Ontario has one of the largest black bear populations in North America, with the bulk of this population located in north and central Ontario.
The black bear is an intelligent and powerful animal, at the top of the food chain. They often remember where a food source is and return to the same spot.
They can become accustomed to human populated areas as a source for food, causing problems for everyone. It is for this reason that you should never attempt to feed a bear, or leave scraps or food on the ground and in tents at your campsite.
Most human-bear encounters result in no damage to people or their property; they are often just passing through or curious. Due to their power and size it is best to be bear wise when back country camping, or hiking.
Seeing a black bear in the wild is a memorable event, most often they become startled and run away.
Adult male black bear can weigh up to 280kg and females are smaller up to 182kg. Black bear are surprisingly agile for their size and when running can reach speeds of up to 55km/h.

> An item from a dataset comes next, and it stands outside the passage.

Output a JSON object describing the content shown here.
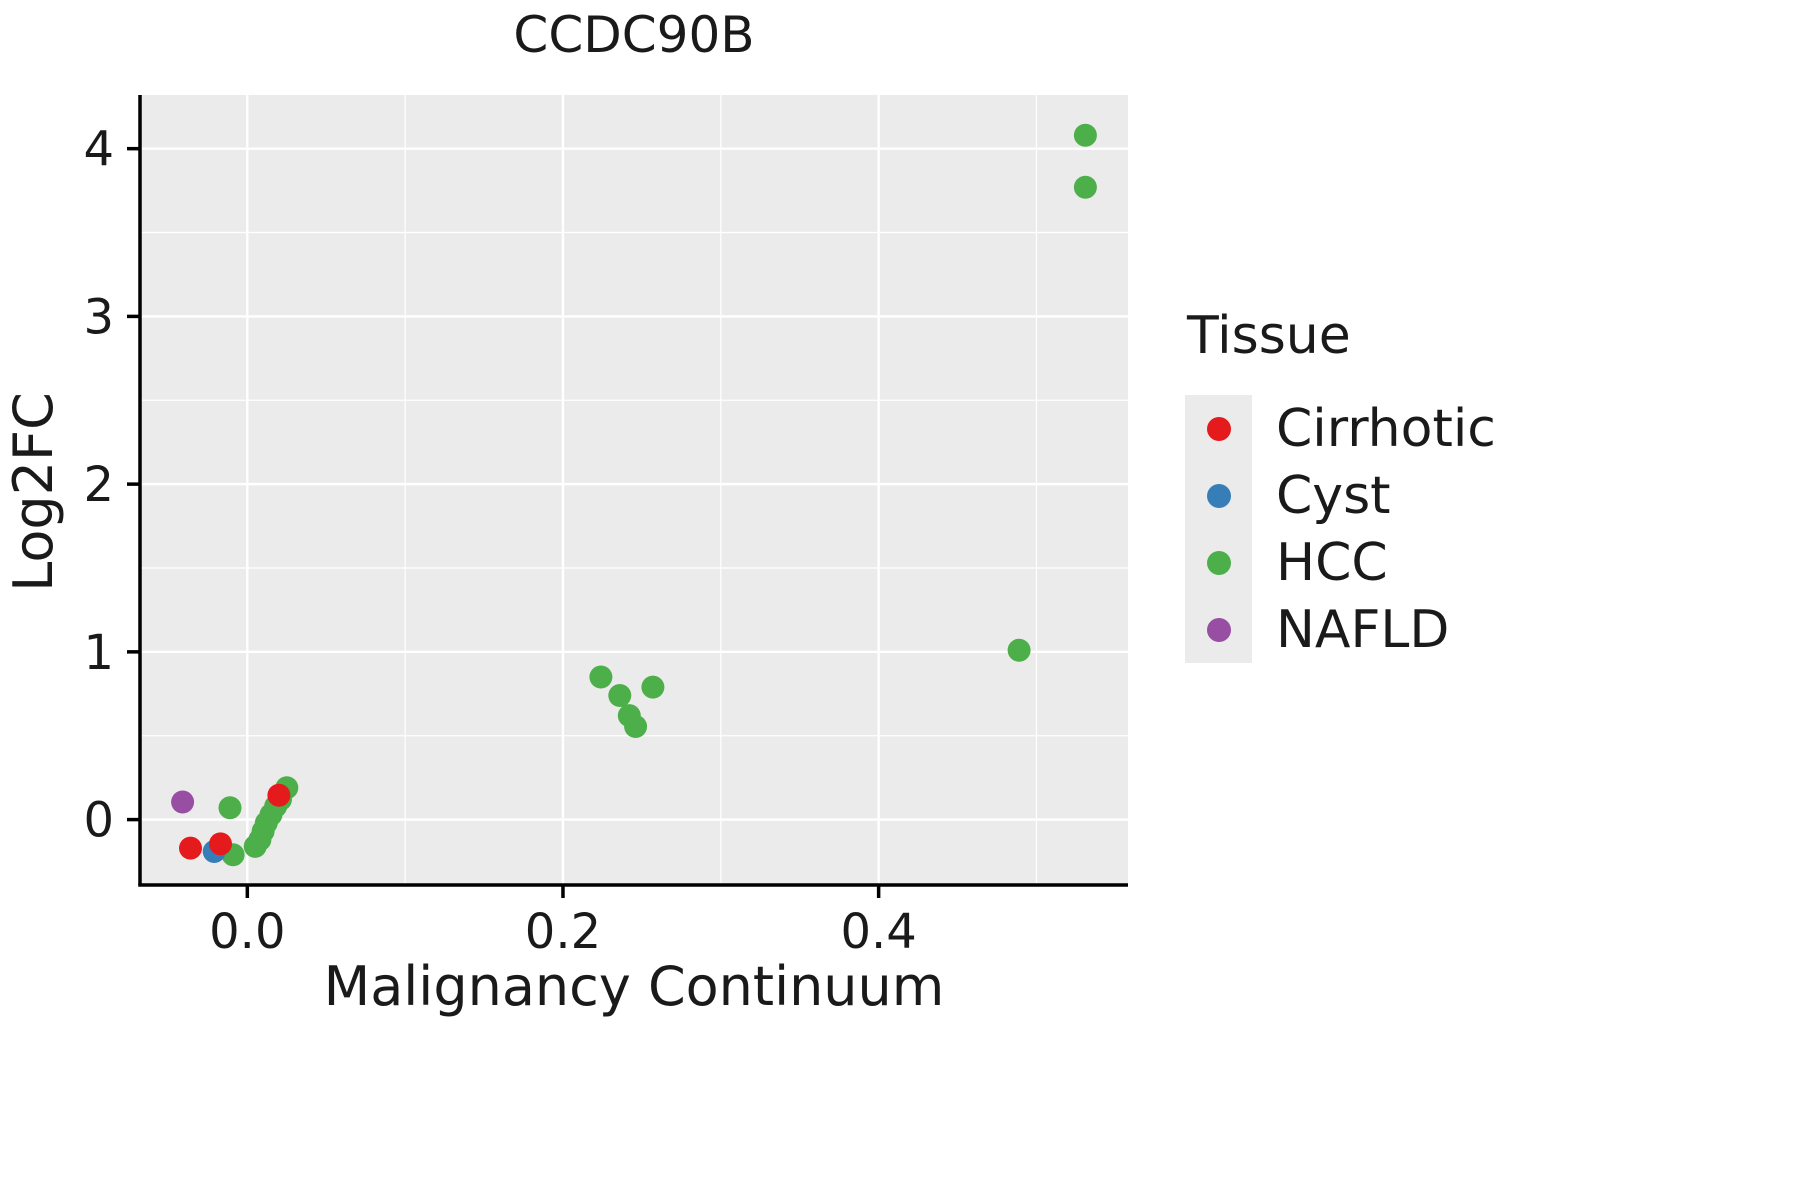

Black Bear are omnivores, meaning they eat both vegetation and meat. The majority of their diet is
made up of leaves, twigs, shoots, roots and berries. They also survive off of insects, fish, carrion and
young moose or deer in the spring. The black bear is constantly searching for food, and is an opportunistic feeder if they come across garbage or scraps. They can be very persistent in sourcing their food, especially at garbage dumps and campsites.
When hunting Black Bear it is advisable to be in the company of an experienced guide or outfitter, for both safety and success. The fall bear hunt begins after Labor Day and closes October 15. It is important that hunters are aware of current regulations and have a valid outdoors card/hunting license.